Mais effectivement, en 2017, on a vu une augmentation des violences. On est dans un contexte de tensions identitaires, de montée des droites radicales populistes, des droites extrêmes et surtout, les réseaux sociaux prennent de plus en plus d'importance et enflamment les débats. Tout cela est propice à une montée de la violence qui ne concerne pas simplement les actes antisémites : on le voit à l'égard des homosexuels, à l'égard des Roms, mais aussi à l'égard des femmes musulmanes portant foulard. On est dans un contexte qui incite à la violence."

"La peur d'un potentiel antisémite parmi des réfugiés venus de pays hostiles à Israël"

Sophie Claudet :

"On parle aussi d'une corrélation en Allemagne entre l'arrivée de réfugiés venant de pays qui sont en guerre avec Israël et la montée des actes antisémites. Est-ce que c'est quelque chose que vous avez observé dans vos recherches ?"

Nonna Mayer :

"Il y a quelques actes isolés, mais il n'y a pas de montée. Nous avons fait une enquête dans 5 pays européens. Il y a effectivement dans les communautés juives, la peur d'un potentiel antisémite parmi des réfugiés venus de pays hostiles à Israël. Mais si vous prenez le cas de l'Allemagne, vous voyez que cette hausse d'actes violents en 2017 est pour 92%, liée à des personnes venant de l'extrême-droite. Donc c'est un peu plus complexe.

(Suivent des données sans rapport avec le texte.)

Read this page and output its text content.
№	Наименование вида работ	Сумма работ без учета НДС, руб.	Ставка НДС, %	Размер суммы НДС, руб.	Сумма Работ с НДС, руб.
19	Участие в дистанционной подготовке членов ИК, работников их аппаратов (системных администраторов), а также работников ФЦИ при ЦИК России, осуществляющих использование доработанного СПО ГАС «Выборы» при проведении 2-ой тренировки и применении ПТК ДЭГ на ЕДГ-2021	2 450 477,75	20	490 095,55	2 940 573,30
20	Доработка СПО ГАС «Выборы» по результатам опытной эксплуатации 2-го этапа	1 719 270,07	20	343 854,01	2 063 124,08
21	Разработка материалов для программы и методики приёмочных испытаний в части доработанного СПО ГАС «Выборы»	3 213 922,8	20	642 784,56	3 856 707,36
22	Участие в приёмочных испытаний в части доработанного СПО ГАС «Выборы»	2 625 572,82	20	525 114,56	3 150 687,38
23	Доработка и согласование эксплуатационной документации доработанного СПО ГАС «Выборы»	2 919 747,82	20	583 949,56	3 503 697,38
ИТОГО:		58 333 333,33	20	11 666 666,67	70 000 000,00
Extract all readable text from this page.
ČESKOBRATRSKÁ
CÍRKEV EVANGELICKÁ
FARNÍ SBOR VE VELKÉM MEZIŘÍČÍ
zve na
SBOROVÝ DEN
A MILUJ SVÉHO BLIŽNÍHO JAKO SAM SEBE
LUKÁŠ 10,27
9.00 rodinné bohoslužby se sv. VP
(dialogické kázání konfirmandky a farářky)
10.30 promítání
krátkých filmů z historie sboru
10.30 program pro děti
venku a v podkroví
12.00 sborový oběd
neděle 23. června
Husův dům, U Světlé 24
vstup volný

Disons qu'il y a la crainte, mais que pour l'instant, rien n'est avéré."

Sophie Claudet :

"Que se passe-t-il dans le reste de l'Europe occidentale, par exemple le Royaume-Uni, la Belgique pour citer quelques pays européens voisins ?"

Nonna Mayer :

"On note partout une montée des agressions antisémites depuis 2000, l'année de la seconde Intifada, avec des pics de violence qui correspondent aux opérations israéliennes dans les territoires occupés."

"L'antisémitisme ordinaire"

Sophie Claudet :

"Là encore, c'est l'Intifada qui se joue sur nos territoires européens."

Nonna Mayer :

"Oui. Il y a aussi le terrorisme djihadiste avec al-Qaïda et maintenant, l'Etat islamique. Mais il y a aussi quelque chose dont on n'a pas parlé qui est l'antisémitisme ordinaire, au quotidien - des crachats, des insultes au quotidien - qui n'est pas nécessairement rapporté à la police, mais qui est le plus douloureux, qui pourrit la vie des personnes juives."

Sophie Claudet :

"Parlons rapidement de l'Est de l'Europe où l'antisémitisme se joue différemment et a des raisons historiques différentes."

Nonna Mayer :

"Parce que d'une certaine manière, le communisme a entraîné la glaciation de ces attitudes au niveau qu'elles avaient dans les années 30. Donc il n'y a pas eu cet acte de conscience, ce travail de mémoire qui a été fait dans les démocraties occidentales. ll y a par ailleurs, une montée des populismes d'extrême-droite dans ces pays et le juif est (vu comme) le bouc-émissaire idéal : je pense à George Soros en Hongrie ou à la réécriture ou à la révision de l'Histoire en Pologne."

"La minorité la plus stigmatisée en Europe ? Les Roms"

Sophie Claudet :

"Est-ce que les juifs sont aujourd'hui en Europe, la minorité la plus menacée ?"

Nonna Mayer :

"Si on regarde le petit nombre de juifs en Europe - et la France qui a la plus grande communauté juive, c'est 500.000 personnes, mais c'est 0,6% de l'ensemble de la population - proportionnellement à leur nombre, c'est la minorité pour laquelle les plaintes déposés auprès de la police sont plus importantes. Et tout n'est pas déclaré."

Sophie Claudet :

"Est-ce que c'est la minorité la plus stigmatisée en Europe ?"

Nonna Mayer :

"Non. La minorité de très loin, la plus stigmatisée en Europe, est celle des Roms."